Note that many plots can be made interactive via https://plotly.com/r/. For more details, see examples and then applications.

If you have many points, for example, you can make a 2D histogram.

Code

library(plotly)
fig <- plot_ly(
    USArrests, x = ~UrbanPop, y = ~Assault)
fig <- add_histogram2d(fig, nbinsx=25, nbinsy=25)
fig

Interactive Tables.

You can create an interactive table to explore raw data.

Code

data("USArrests")
library(reactable)
reactable(USArrests, filterable=T, highlight=T)

You can create an interactive table that summarizes the data too.

Code

# Compute summary statistics
vars <- names(USArrests)
stats_list <- lapply(vars, function(v) {
  x <- USArrests[[v]]
  c(
    Variable = v,
    N       = sum(!is.na(x)),
    Mean    = mean(x, na.rm = TRUE),
    SD      = sd(x, na.rm = TRUE),
    Min     = min(x, na.rm = TRUE),
    Q1      = as.numeric(quantile(x, 0.25, na.rm = TRUE)),
    Median  = median(x, na.rm = TRUE),
    Q3      = as.numeric(quantile(x, 0.75, na.rm = TRUE)),
    Max     = max(x, na.rm = TRUE)
  )
})

# Convert list to data frame with numeric columns 
stats_df <- as.data.frame(do.call(rbind, stats_list), stringsAsFactors = FALSE)
num_cols <- setdiff(names(stats_df), "Variable")
stats_df[num_cols] <- lapply(stats_df[num_cols], function(i){
    round(as.numeric(i), 3)
})

# Display interactively
reactable(stats_df)

Polishing.

Your first figures are typically standard, and probably not as good as they should be.
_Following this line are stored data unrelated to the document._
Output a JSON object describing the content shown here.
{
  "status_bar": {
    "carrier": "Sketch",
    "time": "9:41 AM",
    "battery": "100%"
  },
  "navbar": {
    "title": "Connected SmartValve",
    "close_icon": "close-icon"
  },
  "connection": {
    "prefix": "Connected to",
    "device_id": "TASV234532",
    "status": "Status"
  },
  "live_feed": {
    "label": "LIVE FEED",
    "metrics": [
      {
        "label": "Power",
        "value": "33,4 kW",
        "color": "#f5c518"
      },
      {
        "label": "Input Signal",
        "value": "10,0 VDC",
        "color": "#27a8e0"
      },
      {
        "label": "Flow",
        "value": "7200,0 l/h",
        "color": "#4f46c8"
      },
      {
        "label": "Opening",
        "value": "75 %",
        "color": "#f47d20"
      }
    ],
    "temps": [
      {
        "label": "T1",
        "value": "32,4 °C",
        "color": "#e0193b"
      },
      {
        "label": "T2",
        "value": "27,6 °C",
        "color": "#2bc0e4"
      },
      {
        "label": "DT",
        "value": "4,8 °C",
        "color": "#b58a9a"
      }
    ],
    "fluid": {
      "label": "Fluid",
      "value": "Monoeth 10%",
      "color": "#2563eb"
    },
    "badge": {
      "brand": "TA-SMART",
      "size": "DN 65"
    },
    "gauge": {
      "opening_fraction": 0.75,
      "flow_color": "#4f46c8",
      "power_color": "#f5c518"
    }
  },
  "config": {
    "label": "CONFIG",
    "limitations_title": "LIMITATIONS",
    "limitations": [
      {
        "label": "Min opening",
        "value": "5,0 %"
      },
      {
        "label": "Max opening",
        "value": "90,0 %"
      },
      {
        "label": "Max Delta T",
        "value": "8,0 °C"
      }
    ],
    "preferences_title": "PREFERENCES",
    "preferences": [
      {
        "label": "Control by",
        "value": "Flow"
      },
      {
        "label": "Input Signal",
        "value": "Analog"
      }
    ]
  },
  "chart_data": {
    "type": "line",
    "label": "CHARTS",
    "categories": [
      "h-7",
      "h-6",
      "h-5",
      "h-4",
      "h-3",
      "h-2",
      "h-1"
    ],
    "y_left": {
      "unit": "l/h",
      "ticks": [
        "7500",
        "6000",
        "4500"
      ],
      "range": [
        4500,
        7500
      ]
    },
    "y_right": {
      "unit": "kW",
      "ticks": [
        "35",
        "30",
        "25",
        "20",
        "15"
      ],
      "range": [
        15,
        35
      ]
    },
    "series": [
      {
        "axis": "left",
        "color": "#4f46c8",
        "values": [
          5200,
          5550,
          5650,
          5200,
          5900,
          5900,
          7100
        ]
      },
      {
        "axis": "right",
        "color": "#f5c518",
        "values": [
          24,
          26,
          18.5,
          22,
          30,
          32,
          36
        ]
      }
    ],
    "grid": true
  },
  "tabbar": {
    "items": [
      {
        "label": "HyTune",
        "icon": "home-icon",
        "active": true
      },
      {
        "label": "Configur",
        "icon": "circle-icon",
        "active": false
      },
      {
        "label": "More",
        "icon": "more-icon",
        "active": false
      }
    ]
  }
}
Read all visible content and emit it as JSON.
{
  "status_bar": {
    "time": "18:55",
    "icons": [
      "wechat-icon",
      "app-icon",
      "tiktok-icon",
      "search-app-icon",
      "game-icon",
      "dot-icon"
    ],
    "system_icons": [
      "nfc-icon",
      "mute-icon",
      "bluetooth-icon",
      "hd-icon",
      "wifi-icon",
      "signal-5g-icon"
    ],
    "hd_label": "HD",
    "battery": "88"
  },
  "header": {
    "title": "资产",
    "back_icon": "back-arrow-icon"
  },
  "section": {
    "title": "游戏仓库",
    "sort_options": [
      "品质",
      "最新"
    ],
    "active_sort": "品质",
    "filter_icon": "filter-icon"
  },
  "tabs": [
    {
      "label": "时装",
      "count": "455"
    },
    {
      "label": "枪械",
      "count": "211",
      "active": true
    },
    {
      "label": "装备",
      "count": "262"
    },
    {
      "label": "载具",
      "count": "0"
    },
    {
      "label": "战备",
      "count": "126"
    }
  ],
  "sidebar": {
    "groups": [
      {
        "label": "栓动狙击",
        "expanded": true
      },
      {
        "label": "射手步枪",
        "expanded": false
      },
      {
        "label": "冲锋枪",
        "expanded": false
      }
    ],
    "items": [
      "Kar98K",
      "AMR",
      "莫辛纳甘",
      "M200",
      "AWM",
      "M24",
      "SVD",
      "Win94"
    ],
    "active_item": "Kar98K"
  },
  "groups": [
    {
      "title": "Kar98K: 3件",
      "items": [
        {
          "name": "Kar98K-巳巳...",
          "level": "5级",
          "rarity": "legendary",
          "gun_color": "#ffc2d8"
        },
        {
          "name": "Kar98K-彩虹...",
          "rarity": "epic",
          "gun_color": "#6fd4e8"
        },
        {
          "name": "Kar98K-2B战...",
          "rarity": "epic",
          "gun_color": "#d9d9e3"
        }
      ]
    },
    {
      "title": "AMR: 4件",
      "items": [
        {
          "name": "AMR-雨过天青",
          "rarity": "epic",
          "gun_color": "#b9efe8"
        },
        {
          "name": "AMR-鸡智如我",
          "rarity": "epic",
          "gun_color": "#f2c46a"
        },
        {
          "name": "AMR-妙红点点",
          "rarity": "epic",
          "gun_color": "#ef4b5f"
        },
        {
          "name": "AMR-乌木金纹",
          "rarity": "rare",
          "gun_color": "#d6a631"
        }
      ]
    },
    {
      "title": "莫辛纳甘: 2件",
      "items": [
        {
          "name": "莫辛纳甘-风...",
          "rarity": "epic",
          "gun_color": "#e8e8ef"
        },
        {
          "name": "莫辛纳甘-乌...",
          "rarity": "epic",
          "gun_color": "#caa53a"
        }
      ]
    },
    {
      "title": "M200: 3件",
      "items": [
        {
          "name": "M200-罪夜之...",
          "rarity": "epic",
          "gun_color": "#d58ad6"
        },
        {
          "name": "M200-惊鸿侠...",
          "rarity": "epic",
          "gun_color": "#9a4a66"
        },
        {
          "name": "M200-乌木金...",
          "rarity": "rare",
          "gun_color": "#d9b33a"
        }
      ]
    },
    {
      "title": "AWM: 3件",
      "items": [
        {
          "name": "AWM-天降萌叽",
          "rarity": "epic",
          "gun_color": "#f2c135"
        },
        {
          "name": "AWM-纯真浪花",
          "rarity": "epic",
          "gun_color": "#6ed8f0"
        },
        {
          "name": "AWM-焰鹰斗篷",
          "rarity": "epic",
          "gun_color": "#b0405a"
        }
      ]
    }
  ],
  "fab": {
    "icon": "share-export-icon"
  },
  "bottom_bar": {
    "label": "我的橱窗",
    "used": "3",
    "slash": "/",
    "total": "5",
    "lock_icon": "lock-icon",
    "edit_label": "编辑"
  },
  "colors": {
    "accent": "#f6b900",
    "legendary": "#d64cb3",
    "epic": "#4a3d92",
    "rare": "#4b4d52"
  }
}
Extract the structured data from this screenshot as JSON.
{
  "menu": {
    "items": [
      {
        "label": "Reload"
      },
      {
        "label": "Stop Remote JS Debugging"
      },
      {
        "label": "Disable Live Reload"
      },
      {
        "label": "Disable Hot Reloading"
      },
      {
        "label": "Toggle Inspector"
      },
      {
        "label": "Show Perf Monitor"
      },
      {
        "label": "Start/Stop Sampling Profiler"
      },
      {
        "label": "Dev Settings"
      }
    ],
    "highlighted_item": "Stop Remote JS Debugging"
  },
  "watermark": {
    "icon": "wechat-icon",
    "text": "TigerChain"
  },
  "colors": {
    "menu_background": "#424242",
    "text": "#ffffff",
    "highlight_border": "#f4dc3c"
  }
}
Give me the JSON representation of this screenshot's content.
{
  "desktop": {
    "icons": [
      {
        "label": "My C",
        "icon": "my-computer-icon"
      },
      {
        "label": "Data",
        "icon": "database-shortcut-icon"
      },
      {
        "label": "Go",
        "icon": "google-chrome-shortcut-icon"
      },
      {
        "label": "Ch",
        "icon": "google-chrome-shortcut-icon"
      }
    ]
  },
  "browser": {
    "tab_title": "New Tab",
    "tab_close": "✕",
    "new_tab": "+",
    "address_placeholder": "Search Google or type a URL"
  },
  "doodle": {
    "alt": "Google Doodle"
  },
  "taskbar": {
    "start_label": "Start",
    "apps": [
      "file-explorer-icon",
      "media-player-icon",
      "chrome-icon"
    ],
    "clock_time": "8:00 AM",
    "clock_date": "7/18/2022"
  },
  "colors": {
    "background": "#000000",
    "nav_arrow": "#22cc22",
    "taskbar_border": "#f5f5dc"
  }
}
Edit your plot to focus on the most useful information. For others to easily comprehend your work, you must also polish the plot. When polishing, you must do two things:

Add details that are necessary.
Remove details that are not necessary.

Code

# Random Data
x <- seq(1, 10, by=.0002)
e <- rnorm(length(x), mean=0, sd=1)
y <- .25*x + e 

# First Draft
# plot(x, y)

# Second Draft: Focus
# (In this example: relationship magnitude)
xs <- scale(x)
ys <- scale(y)
plot(ys, xs, 
    xlab='', ylab='',
    pch=16, cex=.5, col=grey(0,.2))
mtext(expression('['~X[i]-hat(M)[X]~'] /'~hat(S)[X]), 1, line=2.5)
mtext(expression('['~Y[i]-hat(M)[Y]~'] /'~hat(S)[Y]), 2, line=2.5)
# Add a 45 degree line
abline(a=0, b=1, lty=2, col='red')
legend('topleft', 
    legend=c('data point', '45 deg. line'),
    pch=c(16,NA), lty=c(NA,2), col=c(grey(0,.2), 'red'), 
    bty='n')
title('Standardized Relationship')

Code

# Another Example
xy_dat <- data.frame(x=x, y=y)
par(fig=c(0,1,0,0.9), new=F)
plot(y~x, xy_dat, pch=16, col=rgb(0,0,0,.05), cex=.5,
    xlab='', ylab='') # Format Axis Labels Seperately
mtext( 'y=0.25 x + e\n e ~ standard-normal', 2, line=2.2)
mtext( expression(x%in%~'[0,10]'), 1, line=2.2)
#abline( lm(y~x, data=xy_dat), lty=2)
title('Plot with good features, but too excessive in several ways',
    adj=0, font.main=1)

# Outer Legend (https://stackoverflow.com/questions/3932038/)
outer_legend <- function(...) {
  opar <- par(fig=c(0, 1, 0, 1), oma=c(0, 0, 0, 0), 
    mar=c(0, 0, 0, 0), new=TRUE)
  on.exit(par(opar))
  plot(0, 0, type='n', bty='n', xaxt='n', yaxt='n')
  legend(...)
}
outer_legend('topright', legend='single data point',
    title='do you see the normal distribution?',
    pch=16, col=rgb(0,0,0,.1), cex=1, bty='n')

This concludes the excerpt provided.